Our studies further demonstrate that B-cell malignancies exhibit high sensitivity to SAHA-induced cell death, because malignant B cells had IC₅₀s less than 0.2 μM. For comparison, the prostate (LNCaP, DU145) and breast (MCF7) carcinoma cell lines had IC₅₀s more than 2 μM. Although other solid tumor cell lines may also have very high sensitivity to SAHA, such as the melanoma cell line MALME-3M (IC₅₀ = 106 nM; V.M.R. et al, unpublished data), it is clear that B-cell malignancies lie on the high end of the spectrum of sensitivity among various malignancies. The explanation for this phenomenon may be related to the ability of SAHA to readily induce apoptosis in hematopoietic cell lines, such as those used in our experiments, whereas growth arrest is the most prominent effect in some solid tumor cell lines. This observation suggests that SAHA is expected to be a particularly effective agent for the treatment of plasma cell dyscrasias, including MM.

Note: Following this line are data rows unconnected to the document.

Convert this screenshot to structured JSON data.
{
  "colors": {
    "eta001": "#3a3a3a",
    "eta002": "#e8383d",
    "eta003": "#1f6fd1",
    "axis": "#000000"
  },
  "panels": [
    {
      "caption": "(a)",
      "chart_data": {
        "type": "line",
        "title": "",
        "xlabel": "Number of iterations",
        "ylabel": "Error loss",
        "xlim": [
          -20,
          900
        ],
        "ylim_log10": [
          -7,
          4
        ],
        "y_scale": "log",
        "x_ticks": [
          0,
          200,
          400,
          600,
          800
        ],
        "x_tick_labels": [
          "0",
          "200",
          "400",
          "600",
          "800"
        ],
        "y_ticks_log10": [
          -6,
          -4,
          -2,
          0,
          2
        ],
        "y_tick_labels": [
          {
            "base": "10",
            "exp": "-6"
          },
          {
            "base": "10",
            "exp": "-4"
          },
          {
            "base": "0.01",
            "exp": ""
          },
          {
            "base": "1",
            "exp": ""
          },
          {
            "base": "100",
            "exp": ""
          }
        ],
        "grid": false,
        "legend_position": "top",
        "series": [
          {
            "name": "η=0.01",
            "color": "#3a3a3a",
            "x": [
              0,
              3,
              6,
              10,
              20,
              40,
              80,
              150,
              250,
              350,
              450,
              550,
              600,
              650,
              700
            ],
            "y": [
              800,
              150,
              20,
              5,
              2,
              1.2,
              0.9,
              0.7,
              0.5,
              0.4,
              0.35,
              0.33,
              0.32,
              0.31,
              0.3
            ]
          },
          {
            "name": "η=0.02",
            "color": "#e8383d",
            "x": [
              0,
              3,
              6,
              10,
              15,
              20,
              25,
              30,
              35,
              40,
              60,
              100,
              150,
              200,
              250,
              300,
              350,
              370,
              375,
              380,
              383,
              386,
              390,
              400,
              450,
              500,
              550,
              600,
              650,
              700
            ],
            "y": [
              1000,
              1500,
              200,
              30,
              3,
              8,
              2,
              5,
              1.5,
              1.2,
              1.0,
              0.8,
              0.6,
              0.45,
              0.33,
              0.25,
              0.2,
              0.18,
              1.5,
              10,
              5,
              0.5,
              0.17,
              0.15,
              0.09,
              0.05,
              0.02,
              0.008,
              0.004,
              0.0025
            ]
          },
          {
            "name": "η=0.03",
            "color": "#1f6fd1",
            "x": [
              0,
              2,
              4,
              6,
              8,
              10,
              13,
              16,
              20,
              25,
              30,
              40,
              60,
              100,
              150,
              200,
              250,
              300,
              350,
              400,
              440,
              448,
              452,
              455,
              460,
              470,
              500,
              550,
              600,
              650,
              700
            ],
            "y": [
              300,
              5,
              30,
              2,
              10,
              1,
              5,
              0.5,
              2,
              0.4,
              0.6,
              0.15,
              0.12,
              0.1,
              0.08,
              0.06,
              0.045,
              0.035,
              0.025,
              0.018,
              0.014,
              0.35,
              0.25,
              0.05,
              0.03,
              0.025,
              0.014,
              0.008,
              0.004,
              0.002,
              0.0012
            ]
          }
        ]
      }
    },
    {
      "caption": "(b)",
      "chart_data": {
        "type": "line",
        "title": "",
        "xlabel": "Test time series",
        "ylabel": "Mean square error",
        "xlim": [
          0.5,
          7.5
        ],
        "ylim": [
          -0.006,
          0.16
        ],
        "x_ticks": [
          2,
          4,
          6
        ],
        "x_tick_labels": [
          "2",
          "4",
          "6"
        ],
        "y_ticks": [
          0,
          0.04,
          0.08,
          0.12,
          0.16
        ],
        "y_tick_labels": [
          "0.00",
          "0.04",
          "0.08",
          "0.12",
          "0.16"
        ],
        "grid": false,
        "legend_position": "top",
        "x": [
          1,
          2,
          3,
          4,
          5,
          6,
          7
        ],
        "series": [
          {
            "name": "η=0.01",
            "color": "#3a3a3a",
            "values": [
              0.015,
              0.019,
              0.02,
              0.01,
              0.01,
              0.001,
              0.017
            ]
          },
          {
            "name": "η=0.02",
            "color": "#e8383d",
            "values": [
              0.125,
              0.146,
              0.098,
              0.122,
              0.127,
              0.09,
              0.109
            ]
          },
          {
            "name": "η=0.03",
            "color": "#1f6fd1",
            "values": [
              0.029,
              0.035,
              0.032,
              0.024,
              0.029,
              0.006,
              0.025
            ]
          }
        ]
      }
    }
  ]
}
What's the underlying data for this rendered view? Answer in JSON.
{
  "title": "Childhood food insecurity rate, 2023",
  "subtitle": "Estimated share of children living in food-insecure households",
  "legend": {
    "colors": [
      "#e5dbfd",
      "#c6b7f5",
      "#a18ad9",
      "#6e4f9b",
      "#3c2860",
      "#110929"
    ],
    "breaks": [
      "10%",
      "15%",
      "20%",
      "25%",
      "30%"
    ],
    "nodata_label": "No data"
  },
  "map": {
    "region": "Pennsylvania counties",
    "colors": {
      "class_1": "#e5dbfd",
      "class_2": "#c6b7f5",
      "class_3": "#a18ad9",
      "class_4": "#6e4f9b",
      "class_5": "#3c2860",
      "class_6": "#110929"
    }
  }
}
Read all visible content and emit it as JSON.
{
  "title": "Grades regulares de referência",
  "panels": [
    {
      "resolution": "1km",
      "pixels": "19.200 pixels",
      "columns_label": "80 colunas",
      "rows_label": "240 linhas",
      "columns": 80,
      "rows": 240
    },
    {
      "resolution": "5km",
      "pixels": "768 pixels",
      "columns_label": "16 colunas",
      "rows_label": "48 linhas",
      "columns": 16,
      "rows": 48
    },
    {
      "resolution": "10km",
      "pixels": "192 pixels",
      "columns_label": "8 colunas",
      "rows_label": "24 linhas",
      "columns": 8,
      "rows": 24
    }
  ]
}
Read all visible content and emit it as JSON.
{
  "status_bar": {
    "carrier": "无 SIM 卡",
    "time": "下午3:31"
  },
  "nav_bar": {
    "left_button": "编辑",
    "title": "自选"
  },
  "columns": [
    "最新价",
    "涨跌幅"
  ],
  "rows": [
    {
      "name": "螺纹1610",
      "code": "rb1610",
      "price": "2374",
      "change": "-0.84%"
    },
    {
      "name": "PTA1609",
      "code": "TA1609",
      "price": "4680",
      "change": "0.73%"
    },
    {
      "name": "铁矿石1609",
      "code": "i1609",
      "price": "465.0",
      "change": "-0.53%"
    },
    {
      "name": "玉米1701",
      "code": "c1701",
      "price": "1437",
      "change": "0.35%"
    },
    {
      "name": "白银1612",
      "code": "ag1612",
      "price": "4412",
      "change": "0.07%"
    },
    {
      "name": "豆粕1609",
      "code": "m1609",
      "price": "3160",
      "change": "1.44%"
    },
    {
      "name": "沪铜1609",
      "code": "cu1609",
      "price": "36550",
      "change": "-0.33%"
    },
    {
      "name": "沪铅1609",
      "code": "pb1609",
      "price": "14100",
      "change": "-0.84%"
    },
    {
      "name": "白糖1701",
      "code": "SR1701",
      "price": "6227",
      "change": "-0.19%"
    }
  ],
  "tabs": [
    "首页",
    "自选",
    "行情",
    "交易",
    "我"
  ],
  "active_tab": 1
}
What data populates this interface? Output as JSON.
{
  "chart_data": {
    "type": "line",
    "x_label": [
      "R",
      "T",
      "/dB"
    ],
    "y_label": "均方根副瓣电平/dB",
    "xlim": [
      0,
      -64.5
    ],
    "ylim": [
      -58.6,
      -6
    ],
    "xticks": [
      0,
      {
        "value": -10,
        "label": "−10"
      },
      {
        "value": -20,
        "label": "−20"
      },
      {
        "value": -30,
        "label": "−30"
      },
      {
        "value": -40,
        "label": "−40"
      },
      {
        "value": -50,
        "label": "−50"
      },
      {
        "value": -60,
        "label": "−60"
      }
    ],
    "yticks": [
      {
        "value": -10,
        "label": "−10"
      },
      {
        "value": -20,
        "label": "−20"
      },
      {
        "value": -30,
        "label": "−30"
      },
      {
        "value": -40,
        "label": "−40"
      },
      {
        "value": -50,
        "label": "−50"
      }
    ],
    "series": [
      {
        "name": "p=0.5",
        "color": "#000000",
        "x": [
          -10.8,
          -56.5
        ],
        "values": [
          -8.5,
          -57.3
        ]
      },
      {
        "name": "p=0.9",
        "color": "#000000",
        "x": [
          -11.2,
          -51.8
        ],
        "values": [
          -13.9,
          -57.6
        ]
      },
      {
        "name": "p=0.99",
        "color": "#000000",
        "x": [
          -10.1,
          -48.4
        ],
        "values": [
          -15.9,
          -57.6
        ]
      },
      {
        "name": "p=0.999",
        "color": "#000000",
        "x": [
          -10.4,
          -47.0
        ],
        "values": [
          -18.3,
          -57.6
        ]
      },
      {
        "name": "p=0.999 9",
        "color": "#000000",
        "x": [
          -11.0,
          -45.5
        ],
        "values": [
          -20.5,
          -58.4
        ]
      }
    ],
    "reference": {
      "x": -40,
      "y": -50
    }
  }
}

In conclusion, we have evaluated the effects of histone deacetylase inhibition in a panel of B-cell–derived cell lines and primary patient tumor cells, using the HDACI SAHA. We found that SAHA up-regulated p21 and induced growth arrest, as well as promoted cleavage of Bid and caspase-independent, calpain-dependent apoptosis. SAHA sensitized MM cells to apoptosis mediated by death receptors and suppressed IL-6 production by BMSCs. Our data, therefore, provide the framework for clinical evaluation of HDACIs to overcome clinical drug resistance and improve patient outcome.